Diversity and inclusion
BlackRock is sharpening its expectations of board and workforce ethnic and gender diversity 'in the context of regional norms'.
In the UK context, BlackRock expects companies to adopt the recommendations of the Parker and Hampton-Alexander reviews.
In the US context, BlackRock expects companies to disclose:
- statistical information on the racial, ethnic and gender diversity of their workforces through the disclosure of Employer Information Report EEO-1 data; and
- he actions being taken to progress diversity, engagement and inclusion.
Key Stakeholder Interests
BlackRock expects companies to:
- report on how they have determined their key stakeholders and considered their interests in business decision making
- address 'adverse impacts' that could arise from business practices and to mitigate against any material risks going forward.

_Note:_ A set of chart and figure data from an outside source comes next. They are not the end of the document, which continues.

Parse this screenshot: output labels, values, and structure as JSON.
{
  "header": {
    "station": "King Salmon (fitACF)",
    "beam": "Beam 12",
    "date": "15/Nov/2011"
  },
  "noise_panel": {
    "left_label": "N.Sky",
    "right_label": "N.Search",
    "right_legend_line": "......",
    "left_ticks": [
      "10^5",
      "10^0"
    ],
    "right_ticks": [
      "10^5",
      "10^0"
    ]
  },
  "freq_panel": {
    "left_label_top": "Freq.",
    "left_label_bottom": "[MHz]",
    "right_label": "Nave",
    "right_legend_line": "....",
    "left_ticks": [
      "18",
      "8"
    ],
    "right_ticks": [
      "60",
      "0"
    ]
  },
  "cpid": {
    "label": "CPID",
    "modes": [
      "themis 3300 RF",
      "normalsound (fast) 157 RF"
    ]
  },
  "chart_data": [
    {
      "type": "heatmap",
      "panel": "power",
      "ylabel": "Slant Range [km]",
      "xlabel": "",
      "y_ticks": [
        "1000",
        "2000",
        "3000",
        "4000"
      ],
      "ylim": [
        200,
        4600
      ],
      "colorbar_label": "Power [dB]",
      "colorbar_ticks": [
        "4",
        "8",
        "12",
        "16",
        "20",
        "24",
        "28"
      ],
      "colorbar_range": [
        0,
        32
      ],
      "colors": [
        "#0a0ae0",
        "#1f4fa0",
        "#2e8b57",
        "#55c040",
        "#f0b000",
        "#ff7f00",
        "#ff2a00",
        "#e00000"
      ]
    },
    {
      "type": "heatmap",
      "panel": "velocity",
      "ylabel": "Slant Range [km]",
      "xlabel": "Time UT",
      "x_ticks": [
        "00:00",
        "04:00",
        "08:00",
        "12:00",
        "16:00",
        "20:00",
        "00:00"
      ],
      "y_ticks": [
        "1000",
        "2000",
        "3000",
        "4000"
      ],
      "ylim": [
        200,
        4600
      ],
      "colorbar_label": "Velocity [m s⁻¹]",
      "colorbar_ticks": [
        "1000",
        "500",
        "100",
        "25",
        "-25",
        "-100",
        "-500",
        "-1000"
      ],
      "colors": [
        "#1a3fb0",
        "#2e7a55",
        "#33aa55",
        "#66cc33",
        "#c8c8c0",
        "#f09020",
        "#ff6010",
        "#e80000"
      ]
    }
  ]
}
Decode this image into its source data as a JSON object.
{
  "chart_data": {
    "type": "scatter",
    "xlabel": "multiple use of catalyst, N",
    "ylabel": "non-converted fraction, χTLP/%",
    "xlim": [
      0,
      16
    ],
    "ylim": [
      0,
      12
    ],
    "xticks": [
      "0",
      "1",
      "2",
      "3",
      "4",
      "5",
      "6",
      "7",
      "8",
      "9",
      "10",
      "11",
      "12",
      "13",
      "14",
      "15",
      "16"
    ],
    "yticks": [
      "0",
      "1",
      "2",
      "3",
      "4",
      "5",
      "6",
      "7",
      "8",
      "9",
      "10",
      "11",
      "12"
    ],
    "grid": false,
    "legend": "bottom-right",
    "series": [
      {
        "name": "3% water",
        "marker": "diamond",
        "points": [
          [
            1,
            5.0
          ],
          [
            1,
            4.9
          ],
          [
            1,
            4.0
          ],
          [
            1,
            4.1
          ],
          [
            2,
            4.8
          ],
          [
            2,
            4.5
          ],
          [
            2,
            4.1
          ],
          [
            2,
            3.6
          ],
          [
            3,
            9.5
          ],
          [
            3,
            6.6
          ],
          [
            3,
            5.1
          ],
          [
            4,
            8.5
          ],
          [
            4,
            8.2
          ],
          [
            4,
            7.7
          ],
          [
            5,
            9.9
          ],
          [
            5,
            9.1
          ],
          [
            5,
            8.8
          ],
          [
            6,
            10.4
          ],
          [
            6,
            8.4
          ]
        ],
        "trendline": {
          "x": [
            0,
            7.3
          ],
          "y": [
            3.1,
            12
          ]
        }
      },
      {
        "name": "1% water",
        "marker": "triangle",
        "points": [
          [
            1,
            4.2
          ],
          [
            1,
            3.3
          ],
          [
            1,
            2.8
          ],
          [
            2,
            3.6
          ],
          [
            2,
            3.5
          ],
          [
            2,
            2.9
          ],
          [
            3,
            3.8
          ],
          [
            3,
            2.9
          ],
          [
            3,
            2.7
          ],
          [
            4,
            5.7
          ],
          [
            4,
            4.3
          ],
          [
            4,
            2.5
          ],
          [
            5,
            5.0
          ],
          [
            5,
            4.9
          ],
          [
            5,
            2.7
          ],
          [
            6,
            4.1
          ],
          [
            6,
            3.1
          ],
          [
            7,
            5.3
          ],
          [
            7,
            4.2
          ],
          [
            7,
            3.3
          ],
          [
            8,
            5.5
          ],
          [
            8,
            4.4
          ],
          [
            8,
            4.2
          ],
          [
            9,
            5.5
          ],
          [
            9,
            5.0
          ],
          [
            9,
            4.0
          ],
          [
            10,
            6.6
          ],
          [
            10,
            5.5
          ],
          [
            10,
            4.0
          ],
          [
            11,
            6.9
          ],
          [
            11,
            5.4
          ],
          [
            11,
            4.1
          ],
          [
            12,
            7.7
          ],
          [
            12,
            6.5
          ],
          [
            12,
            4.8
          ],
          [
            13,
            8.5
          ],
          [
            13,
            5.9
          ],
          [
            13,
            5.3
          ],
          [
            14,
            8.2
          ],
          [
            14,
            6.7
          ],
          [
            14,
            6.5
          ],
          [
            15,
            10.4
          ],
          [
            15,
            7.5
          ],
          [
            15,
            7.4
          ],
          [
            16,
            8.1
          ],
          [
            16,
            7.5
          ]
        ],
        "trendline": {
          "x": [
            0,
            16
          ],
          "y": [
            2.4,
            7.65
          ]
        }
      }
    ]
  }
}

BlackRock states that it will initially focus in 2021 on 150 companies whose business practices 'may have resulted in adverse impacts or reflect insufficient management of "social" sustainability risks'.
BlackRock states that more information around its expectations will be included in updates to engagement priorities (which it plans to release early this year).
Further detail on BlackRock's engagement priorities to come
- In early 2021, BlackRock plans to release engagement priorities and supporting key performance indicators for the year.
- BlackRock will also release new commentaries outlining its perspective on companies' impact on natural capital ie the environment beyond climate.